Check with text editor if tree.nwk has any ‘ symbols, if so, remove them

7. Pathphynder

to call those SNPs in a given dataset of ancient samples and find the best path and branch where these can be mapped in the tree.

create VCF with snp-sites from multiple sequence alignment (MSA) file

snp-sites -v -c -o Aln_mafft_taxa_references.vcf Aln_mafft_taxa_references.fa

fix vcf file '/home/mxd270/R/x86_64-pc-linux-gnu-library/4.3' installed stringr package

Rscript /path_to_Rscript/fix_vcf.R Aln_mafft_taxa_references.vcf Aln_mafft_taxa_references_output.vcf

fix consensus naming problem in vcf file (replace 1’s with “consensus”)

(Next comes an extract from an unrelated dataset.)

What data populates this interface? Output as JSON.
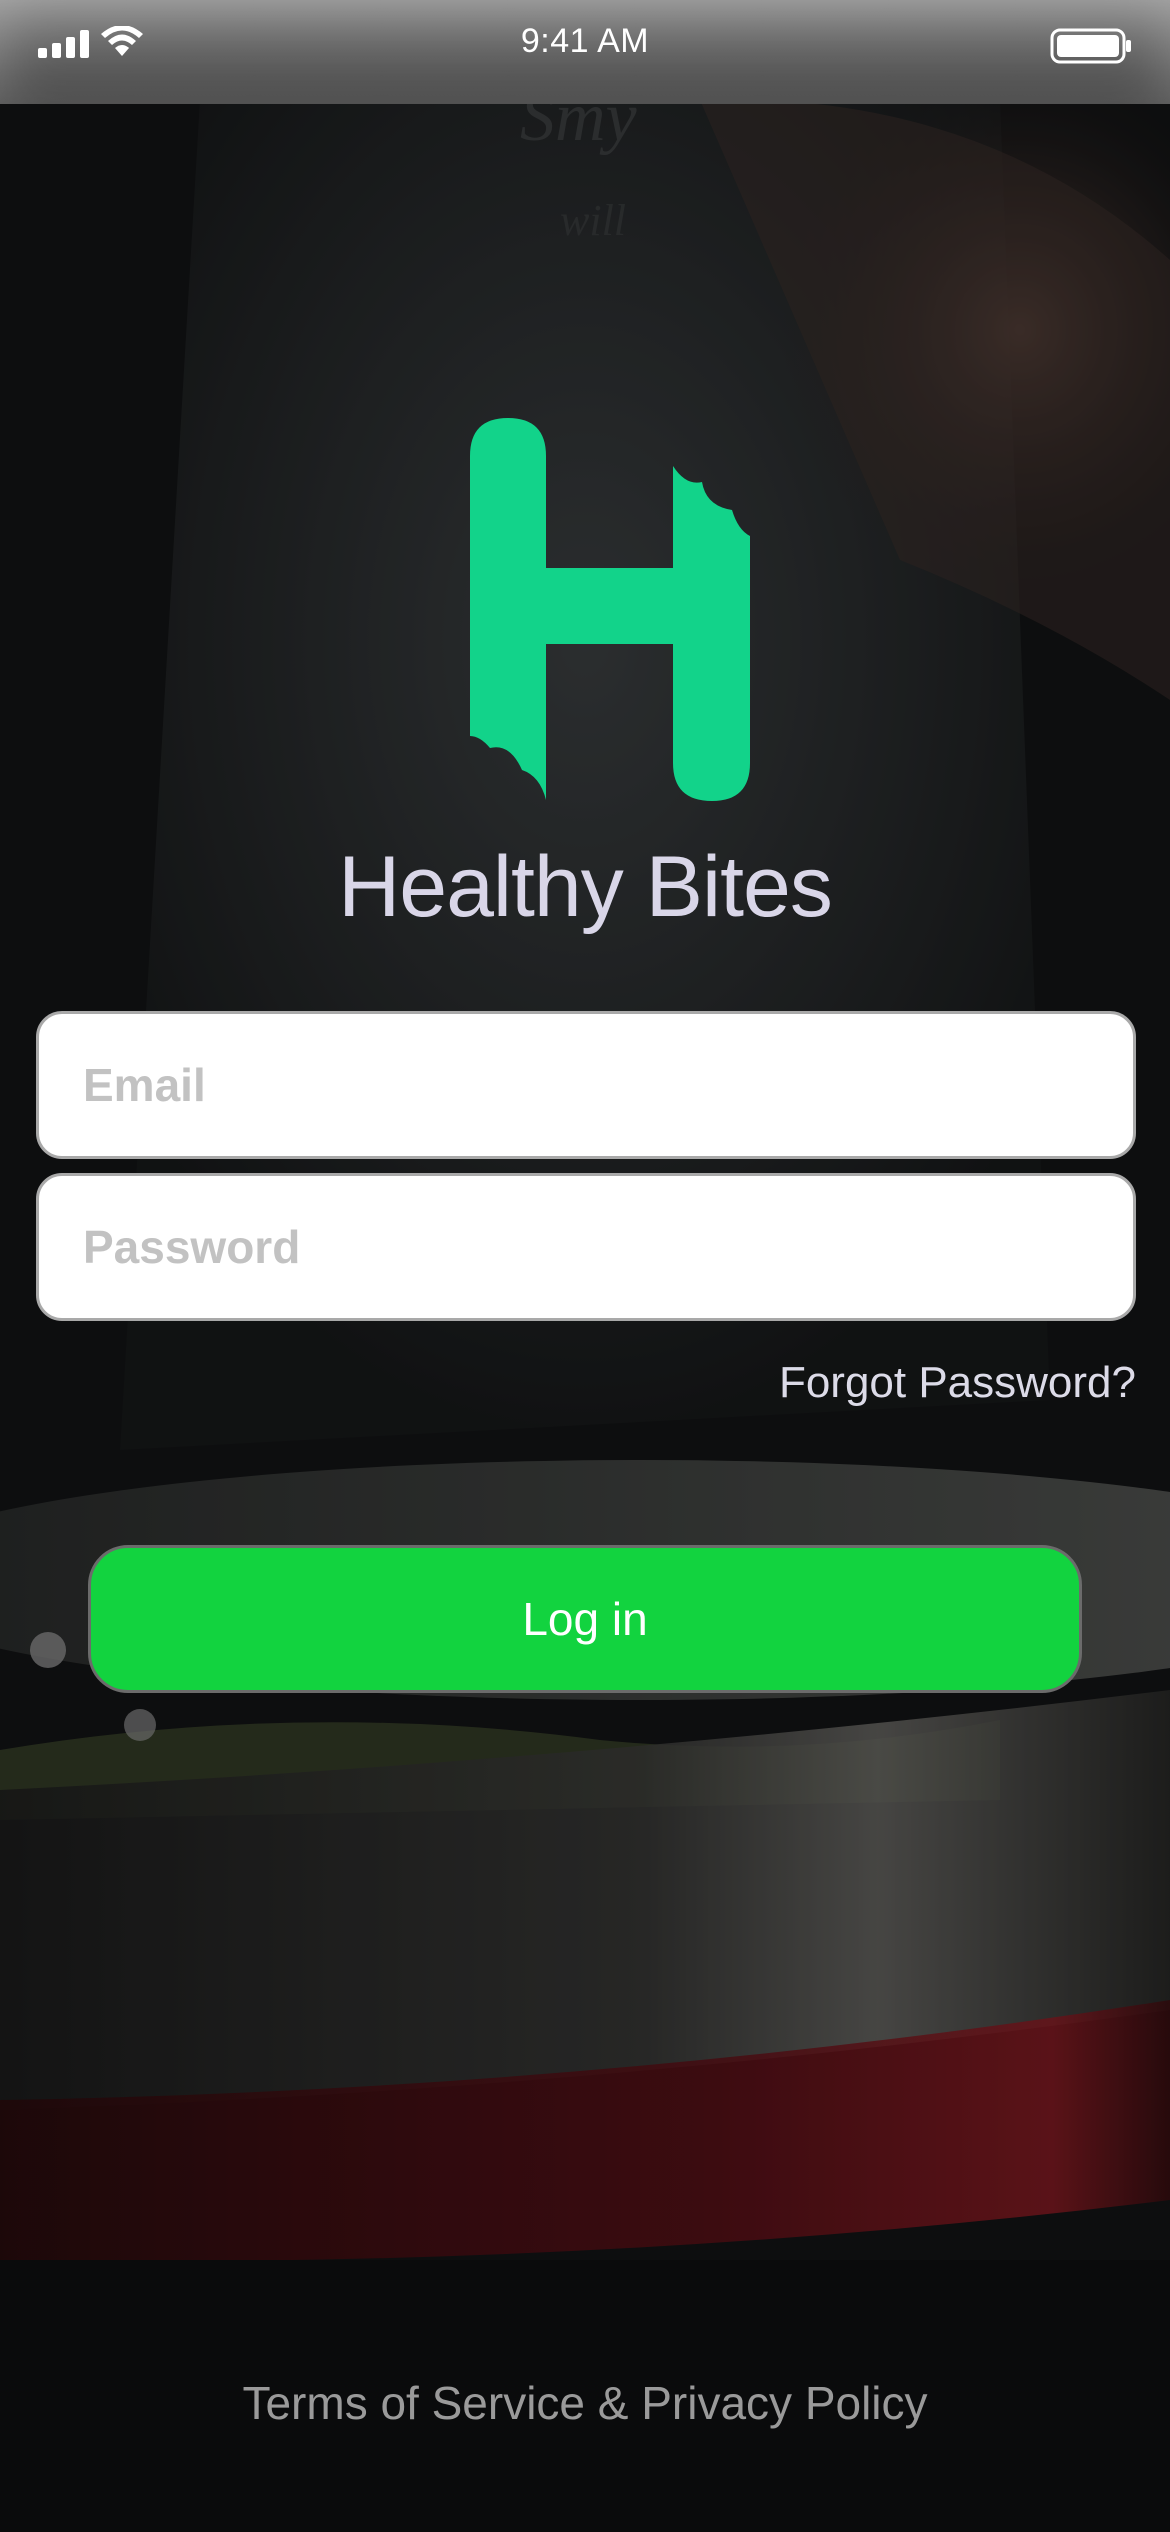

awk '{ if ($1 == "1") $1="consensus";}1' Aln_mafft_taxa_references_output.vcf | sed 's/ /\t/g' > Aln_mafft_taxa_references_fixed_output.vcf

create consensus for MSA.fa and index it###

python /path_To_Script/get_consensus.txt Aln_mafft_taxa_references.fa Cons_Aln_mafft_taxa_references.fa

bwa index Cons_Aln_mafft_taxa_references.fa

Create directory in pathPhynder_analysis folder

mkdir map_to_cons

bwa mapping of Ovis reads to consensus

bwa aln -l 1024 -n 0.001 -t 10 /path_to_folder/Consensus_Mafft_All_references.fa /path_to_folder/library.fq
| bwa samse /path_to_folder/Consensus_Mafft_All_references.fa  - /path_to_folder/library.fq
| samtools view -F 4 -q 25 -@ 10 -uS - | samtools sort -@ 10 -o library.sort.bam

Count number of mapped reads

samtools view -c file.bam

8. Run pathPhynder

Create directory in pathPhynder_analysis folder

mkdir pathphynder_results

Assign informative SNPs to tree branches

phynder -B -o /path_to_folder/branches.snp /path_to_folder/Mafft_All_reference.nwk /path_to_folder/Mafft_All_references_fixed_consensus.vcf

Prepare data - this will output a bed file for calling variants and tables for phylogenetic placement

pathPhynder -s prepare -i /path_to_folder/Mafft_All_reference.nwk -p taxa_pathphynder_tree -f /path_to_folder/branches.snp -r /path_to_folder/Consensus_Mafft_All_references.fa

PathPhynder command1: ### only transversions

pathPhynder -s all -t 5 -m transversions -i /path_to_folder/Mafft_All_references.nwk -p /path_to_folder/taxa_pathphynder_tree -l /path_to_folder/bamlist.txt -r /path_to_folder/Consensus_Mafft_All_references.fa

PathPhynder command2: ###transitions and transvertions

pathPhynder -s all -t 5 -i /path_to_folder/Mafft_All_references.nwk -p /path_to_folder/taxa_pathphynder_tree -l /path_to_folder/bamlist.txt -r /path_to_folder/Consensus_Mafft_All_references.fa

Visualise pdf files with the results.